Demikianlah bagaimana orang tua harus berperan, karena tanpa sinergi orang tua dan sekolah, maka pembentukan karakter anak tidak akan maksimal. Sementara itu, tidak menafikan, masih banyak orang tua yang merupakan 'produk' didikan jaman dulu. Atau orang tua yang belum memahami sepenuhnya inklusi dalam praktek kehidupan sehari-hari, ego sebagai orang tua masih tinggi. Sehingga selama masa sekolah Abel di Happy Castle maupun di Rumah Cita, kadang ada gesekan-gesekan kecil antar orang tua tentu saja ada.
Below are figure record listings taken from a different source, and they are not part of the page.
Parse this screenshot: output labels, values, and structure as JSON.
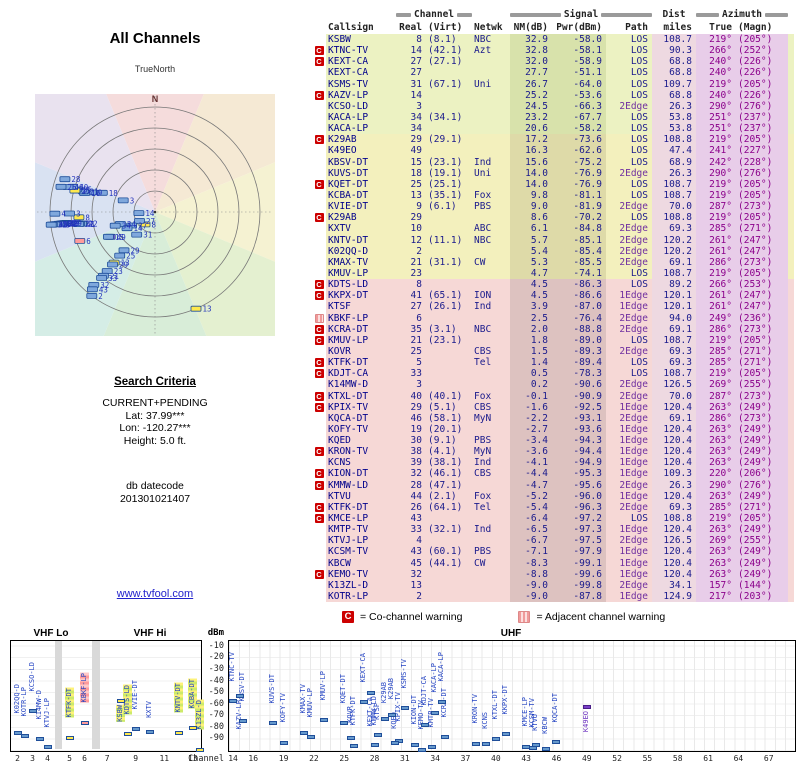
{
  "left_panel": {
    "title": "All Channels",
    "north_label": "TrueNorth",
    "compass_n": "N",
    "search_criteria": {
      "heading": "Search Criteria",
      "lines": [
        "CURRENT+PENDING",
        "Lat: 37.99***",
        "Lon: -120.27***",
        "Height: 5.0 ft."
      ],
      "datecode_label": "db datecode",
      "datecode": "201301021407"
    },
    "link": "www.tvfool.com"
  },
  "table": {
    "group_headers": {
      "channel": "Channel",
      "signal": "Signal",
      "dist": "Dist",
      "azimuth": "Azimuth"
    },
    "columns": [
      "Callsign",
      "Real",
      "(Virt)",
      "Netwk",
      "NM(dB)",
      "Pwr(dBm)",
      "Path",
      "miles",
      "True",
      "(Magn)"
    ],
    "row_fields": [
      "callsign",
      "real_channel",
      "virt_channel",
      "netwk",
      "nm_db",
      "pwr_dbm",
      "path",
      "miles",
      "azimuth_true",
      "azimuth_magn",
      "warning",
      "highlight"
    ],
    "rows": [
      [
        "KSBW",
        "8",
        "(8.1)",
        "NBC",
        "32.9",
        "-58.0",
        "LOS",
        "108.7",
        "219°",
        "(205°)",
        "",
        "g"
      ],
      [
        "KTNC-TV",
        "14",
        "(42.1)",
        "Azt",
        "32.8",
        "-58.1",
        "LOS",
        "90.3",
        "266°",
        "(252°)",
        "C",
        ""
      ],
      [
        "KEXT-CA",
        "27",
        "(27.1)",
        "",
        "32.0",
        "-58.9",
        "LOS",
        "68.8",
        "240°",
        "(226°)",
        "C",
        ""
      ],
      [
        "KEXT-CA",
        "27",
        "",
        "",
        "27.7",
        "-51.1",
        "LOS",
        "68.8",
        "240°",
        "(226°)",
        "",
        ""
      ],
      [
        "KSMS-TV",
        "31",
        "(67.1)",
        "Uni",
        "26.7",
        "-64.0",
        "LOS",
        "109.7",
        "219°",
        "(205°)",
        "",
        ""
      ],
      [
        "KAZV-LP",
        "14",
        "",
        "",
        "25.2",
        "-53.6",
        "LOS",
        "68.8",
        "240°",
        "(226°)",
        "C",
        ""
      ],
      [
        "KCSO-LD",
        "3",
        "",
        "",
        "24.5",
        "-66.3",
        "2Edge",
        "26.3",
        "290°",
        "(276°)",
        "",
        ""
      ],
      [
        "KACA-LP",
        "34",
        "(34.1)",
        "",
        "23.2",
        "-67.7",
        "LOS",
        "53.8",
        "251°",
        "(237°)",
        "",
        ""
      ],
      [
        "KACA-LP",
        "34",
        "",
        "",
        "20.6",
        "-58.2",
        "LOS",
        "53.8",
        "251°",
        "(237°)",
        "",
        ""
      ],
      [
        "K29AB",
        "29",
        "(29.1)",
        "",
        "17.2",
        "-73.6",
        "LOS",
        "108.8",
        "219°",
        "(205°)",
        "C",
        ""
      ],
      [
        "K49EO",
        "49",
        "",
        "",
        "16.3",
        "-62.6",
        "LOS",
        "47.4",
        "241°",
        "(227°)",
        "",
        "v"
      ],
      [
        "KBSV-DT",
        "15",
        "(23.1)",
        "Ind",
        "15.6",
        "-75.2",
        "LOS",
        "68.9",
        "242°",
        "(228°)",
        "",
        ""
      ],
      [
        "KUVS-DT",
        "18",
        "(19.1)",
        "Uni",
        "14.0",
        "-76.9",
        "2Edge",
        "26.3",
        "290°",
        "(276°)",
        "",
        ""
      ],
      [
        "KQET-DT",
        "25",
        "(25.1)",
        "",
        "14.0",
        "-76.9",
        "LOS",
        "108.7",
        "219°",
        "(205°)",
        "C",
        ""
      ],
      [
        "KCBA-DT",
        "13",
        "(35.1)",
        "Fox",
        "9.8",
        "-81.1",
        "LOS",
        "108.7",
        "219°",
        "(205°)",
        "",
        "g"
      ],
      [
        "KVIE-DT",
        "9",
        "(6.1)",
        "PBS",
        "9.0",
        "-81.9",
        "2Edge",
        "70.0",
        "287°",
        "(273°)",
        "",
        ""
      ],
      [
        "K29AB",
        "29",
        "",
        "",
        "8.6",
        "-70.2",
        "LOS",
        "108.8",
        "219°",
        "(205°)",
        "C",
        ""
      ],
      [
        "KXTV",
        "10",
        "",
        "ABC",
        "6.1",
        "-84.8",
        "2Edge",
        "69.3",
        "285°",
        "(271°)",
        "",
        ""
      ],
      [
        "KNTV-DT",
        "12",
        "(11.1)",
        "NBC",
        "5.7",
        "-85.1",
        "2Edge",
        "120.2",
        "261°",
        "(247°)",
        "",
        "g"
      ],
      [
        "K02QQ-D",
        "2",
        "",
        "",
        "5.4",
        "-85.4",
        "2Edge",
        "120.2",
        "261°",
        "(247°)",
        "",
        ""
      ],
      [
        "KMAX-TV",
        "21",
        "(31.1)",
        "CW",
        "5.3",
        "-85.5",
        "2Edge",
        "69.1",
        "286°",
        "(273°)",
        "",
        ""
      ],
      [
        "KMUV-LP",
        "23",
        "",
        "",
        "4.7",
        "-74.1",
        "LOS",
        "108.7",
        "219°",
        "(205°)",
        "",
        ""
      ],
      [
        "KDTS-LD",
        "8",
        "",
        "",
        "4.5",
        "-86.3",
        "LOS",
        "89.2",
        "266°",
        "(253°)",
        "C",
        "g"
      ],
      [
        "KKPX-DT",
        "41",
        "(65.1)",
        "ION",
        "4.5",
        "-86.6",
        "1Edge",
        "120.1",
        "261°",
        "(247°)",
        "C",
        ""
      ],
      [
        "KTSF",
        "27",
        "(26.1)",
        "Ind",
        "3.9",
        "-87.0",
        "1Edge",
        "120.1",
        "261°",
        "(247°)",
        "",
        ""
      ],
      [
        "KBKF-LP",
        "6",
        "",
        "",
        "2.5",
        "-76.4",
        "2Edge",
        "94.0",
        "249°",
        "(236°)",
        "A",
        "p"
      ],
      [
        "KCRA-DT",
        "35",
        "(3.1)",
        "NBC",
        "2.0",
        "-88.8",
        "2Edge",
        "69.1",
        "286°",
        "(273°)",
        "C",
        ""
      ],
      [
        "KMUV-LP",
        "21",
        "(23.1)",
        "",
        "1.8",
        "-89.0",
        "LOS",
        "108.7",
        "219°",
        "(205°)",
        "C",
        ""
      ],
      [
        "KOVR",
        "25",
        "",
        "CBS",
        "1.5",
        "-89.3",
        "2Edge",
        "69.3",
        "285°",
        "(271°)",
        "",
        ""
      ],
      [
        "KTFK-DT",
        "5",
        "",
        "Tel",
        "1.4",
        "-89.4",
        "LOS",
        "69.3",
        "285°",
        "(271°)",
        "C",
        "g"
      ],
      [
        "KDJT-CA",
        "33",
        "",
        "",
        "0.5",
        "-78.3",
        "LOS",
        "108.7",
        "219°",
        "(205°)",
        "C",
        ""
      ],
      [
        "K14MW-D",
        "3",
        "",
        "",
        "0.2",
        "-90.6",
        "2Edge",
        "126.5",
        "269°",
        "(255°)",
        "",
        ""
      ],
      [
        "KTXL-DT",
        "40",
        "(40.1)",
        "Fox",
        "-0.1",
        "-90.9",
        "2Edge",
        "70.0",
        "287°",
        "(273°)",
        "C",
        ""
      ],
      [
        "KPIX-TV",
        "29",
        "(5.1)",
        "CBS",
        "-1.6",
        "-92.5",
        "1Edge",
        "120.4",
        "263°",
        "(249°)",
        "C",
        ""
      ],
      [
        "KQCA-DT",
        "46",
        "(58.1)",
        "MyN",
        "-2.2",
        "-93.1",
        "2Edge",
        "69.1",
        "286°",
        "(273°)",
        "",
        ""
      ],
      [
        "KOFY-TV",
        "19",
        "(20.1)",
        "",
        "-2.7",
        "-93.6",
        "1Edge",
        "120.4",
        "263°",
        "(249°)",
        "",
        ""
      ],
      [
        "KQED",
        "30",
        "(9.1)",
        "PBS",
        "-3.4",
        "-94.3",
        "1Edge",
        "120.4",
        "263°",
        "(249°)",
        "",
        ""
      ],
      [
        "KRON-TV",
        "38",
        "(4.1)",
        "MyN",
        "-3.6",
        "-94.4",
        "1Edge",
        "120.4",
        "263°",
        "(249°)",
        "C",
        ""
      ],
      [
        "KCNS",
        "39",
        "(38.1)",
        "Ind",
        "-4.1",
        "-94.9",
        "1Edge",
        "120.4",
        "263°",
        "(249°)",
        "",
        ""
      ],
      [
        "KION-DT",
        "32",
        "(46.1)",
        "CBS",
        "-4.4",
        "-95.3",
        "1Edge",
        "109.3",
        "220°",
        "(206°)",
        "C",
        ""
      ],
      [
        "KMMW-LD",
        "28",
        "(47.1)",
        "",
        "-4.7",
        "-95.6",
        "2Edge",
        "26.3",
        "290°",
        "(276°)",
        "C",
        ""
      ],
      [
        "KTVU",
        "44",
        "(2.1)",
        "Fox",
        "-5.2",
        "-96.0",
        "1Edge",
        "120.4",
        "263°",
        "(249°)",
        "",
        ""
      ],
      [
        "KTFK-DT",
        "26",
        "(64.1)",
        "Tel",
        "-5.4",
        "-96.3",
        "2Edge",
        "69.3",
        "285°",
        "(271°)",
        "C",
        ""
      ],
      [
        "KMCE-LP",
        "43",
        "",
        "",
        "-6.4",
        "-97.2",
        "LOS",
        "108.8",
        "219°",
        "(205°)",
        "C",
        ""
      ],
      [
        "KMTP-TV",
        "33",
        "(32.1)",
        "Ind",
        "-6.5",
        "-97.3",
        "1Edge",
        "120.4",
        "263°",
        "(249°)",
        "",
        ""
      ],
      [
        "KTVJ-LP",
        "4",
        "",
        "",
        "-6.7",
        "-97.5",
        "2Edge",
        "126.5",
        "269°",
        "(255°)",
        "",
        ""
      ],
      [
        "KCSM-TV",
        "43",
        "(60.1)",
        "PBS",
        "-7.1",
        "-97.9",
        "1Edge",
        "120.4",
        "263°",
        "(249°)",
        "",
        ""
      ],
      [
        "KBCW",
        "45",
        "(44.1)",
        "CW",
        "-8.3",
        "-99.1",
        "1Edge",
        "120.4",
        "263°",
        "(249°)",
        "",
        ""
      ],
      [
        "KEMO-TV",
        "32",
        "",
        "",
        "-8.8",
        "-99.6",
        "1Edge",
        "120.4",
        "263°",
        "(249°)",
        "C",
        ""
      ],
      [
        "K13ZL-D",
        "13",
        "",
        "",
        "-9.0",
        "-99.8",
        "2Edge",
        "34.1",
        "157°",
        "(144°)",
        "",
        "g"
      ],
      [
        "KOTR-LP",
        "2",
        "",
        "",
        "-9.0",
        "-87.8",
        "1Edge",
        "124.9",
        "217°",
        "(203°)",
        "",
        ""
      ]
    ]
  },
  "legend": {
    "co_icon": "C",
    "co": "= Co-channel warning",
    "adj": "= Adjacent channel warning"
  },
  "spectrum": {
    "vhf_lo_label": "VHF Lo",
    "vhf_hi_label": "VHF Hi",
    "uhf_label": "UHF",
    "dbm_label": "dBm",
    "channel_label": "Channel",
    "y_ticks": [
      -10,
      -20,
      -30,
      -40,
      -50,
      -60,
      -70,
      -80,
      -90
    ],
    "vhf_lo_ticks": [
      2,
      3,
      4,
      5,
      6
    ],
    "vhf_hi_ticks": [
      7,
      9,
      11,
      13
    ],
    "uhf_ticks": [
      14,
      16,
      19,
      22,
      25,
      28,
      31,
      34,
      37,
      40,
      43,
      46,
      49,
      52,
      55,
      58,
      61,
      64,
      67
    ]
  },
  "colors": {
    "accent_blue": "#1a1a8c",
    "warning_red": "#cc0000",
    "row_strong": "#ecf2c2",
    "row_mid": "#f3f0bd",
    "row_weak": "#f6d8d6",
    "azimuth_purple": "#8b008b"
  },
  "chart_data": [
    {
      "type": "scatter",
      "title": "All Channels",
      "projection": "polar",
      "angle_field": "azimuth_true",
      "radius_field": "nm_db",
      "radius_note": "stronger NM(dB) plotted nearer center",
      "label_field": "real_channel",
      "data_ref": "table.rows"
    },
    {
      "type": "scatter",
      "title": "Channel spectrum (VHF Lo / VHF Hi / UHF)",
      "xlabel": "Channel",
      "ylabel": "dBm",
      "ylim": [
        -100,
        -5
      ],
      "x_field": "real_channel",
      "y_field": "pwr_dbm",
      "bands": [
        "VHF Lo: 2-6",
        "VHF Hi: 7-13",
        "UHF: 14-69"
      ],
      "data_ref": "table.rows"
    }
  ]
}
Karena perbedaan generasi (gap generation), orang tua masih membawa pola asuh lama, pola pendidikan jaman dulu: dimana orang tua, guru dan sekolah sebagai pusat, sebagai anak harus menurut, mereka tidak boleh dibantah, tidak ada diskusi, cenderung mendikte dan seterusnya. Maka dari itu, kadang-kadang muncul celetukan "Yang harus sekolah kayaknya orang tuanya deh. Anaknya sudah bisa belajar, tapi ternyata orang tuanya belum". Semoga saya tidak diomongin begitu (hehehe). Yah kadang-kadang begitu, namanya juga manusia, tidak semuanya bisa sama seperti keinginan kita.
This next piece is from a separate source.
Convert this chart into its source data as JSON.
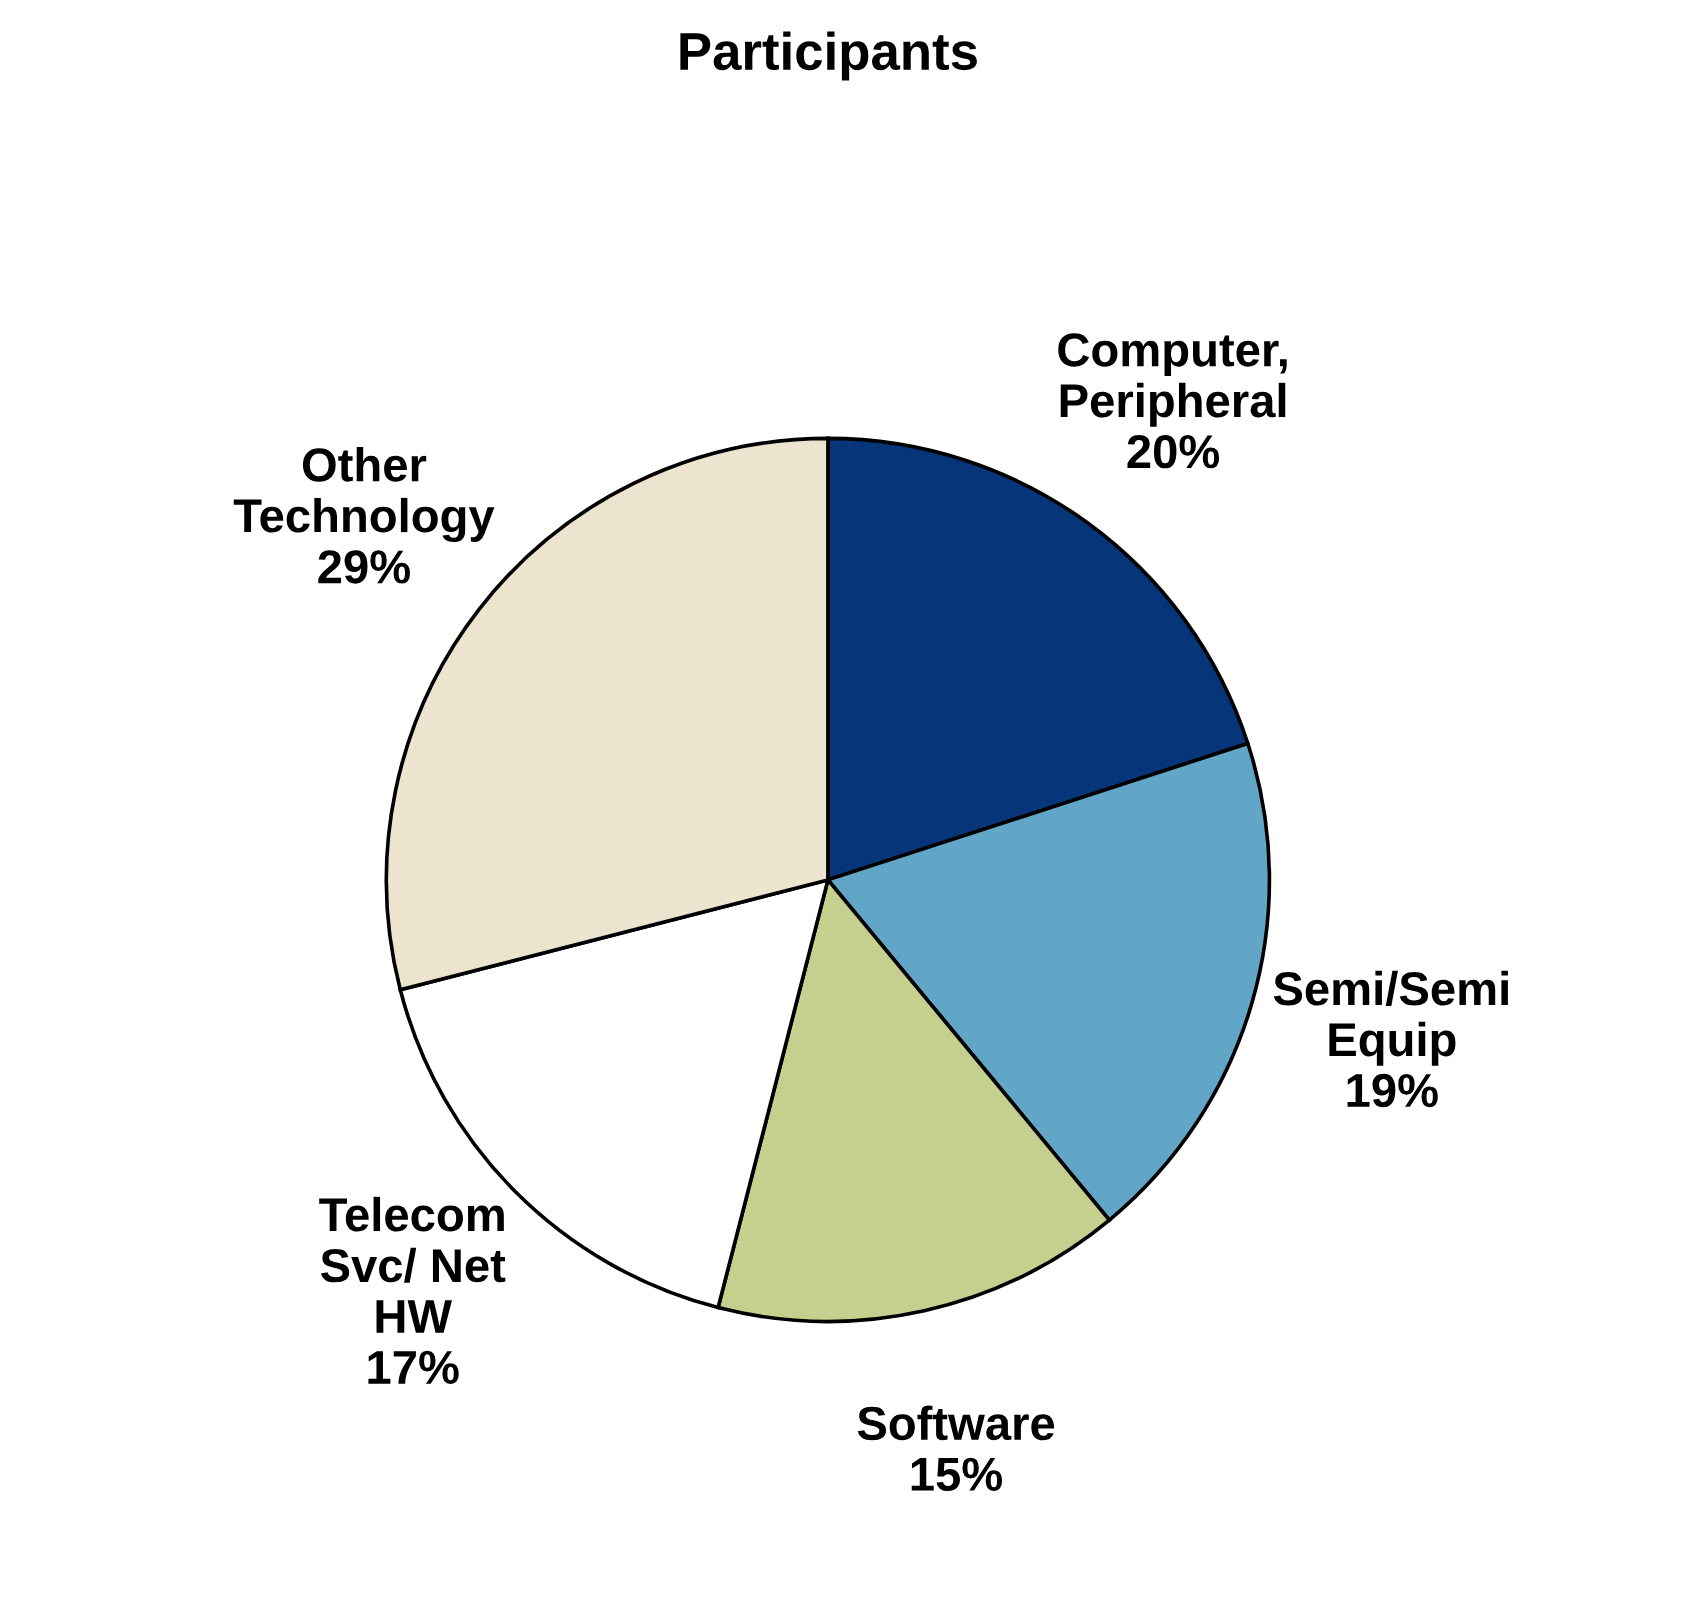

Demikian sedikit catatan saya tentang pengalaman berkenalan dengan inklusi. Saat ini, Abel sudah menjelang Sekolah Dasar. Dan sampai saat ini masih belajar bersama Abel tentang itu dalam praktek kehidupan sehari-hari. Semoga kehidupan bermasyarakat menjadi semakin baik, anak hidup bahagia dan terpenuhi hak-haknya. Terima kasih kepada Mbak Yoza Veronika dan timnya di Happy Castle, terima kasih untuk semua edukator, staff dan manajemen ECCD-RC.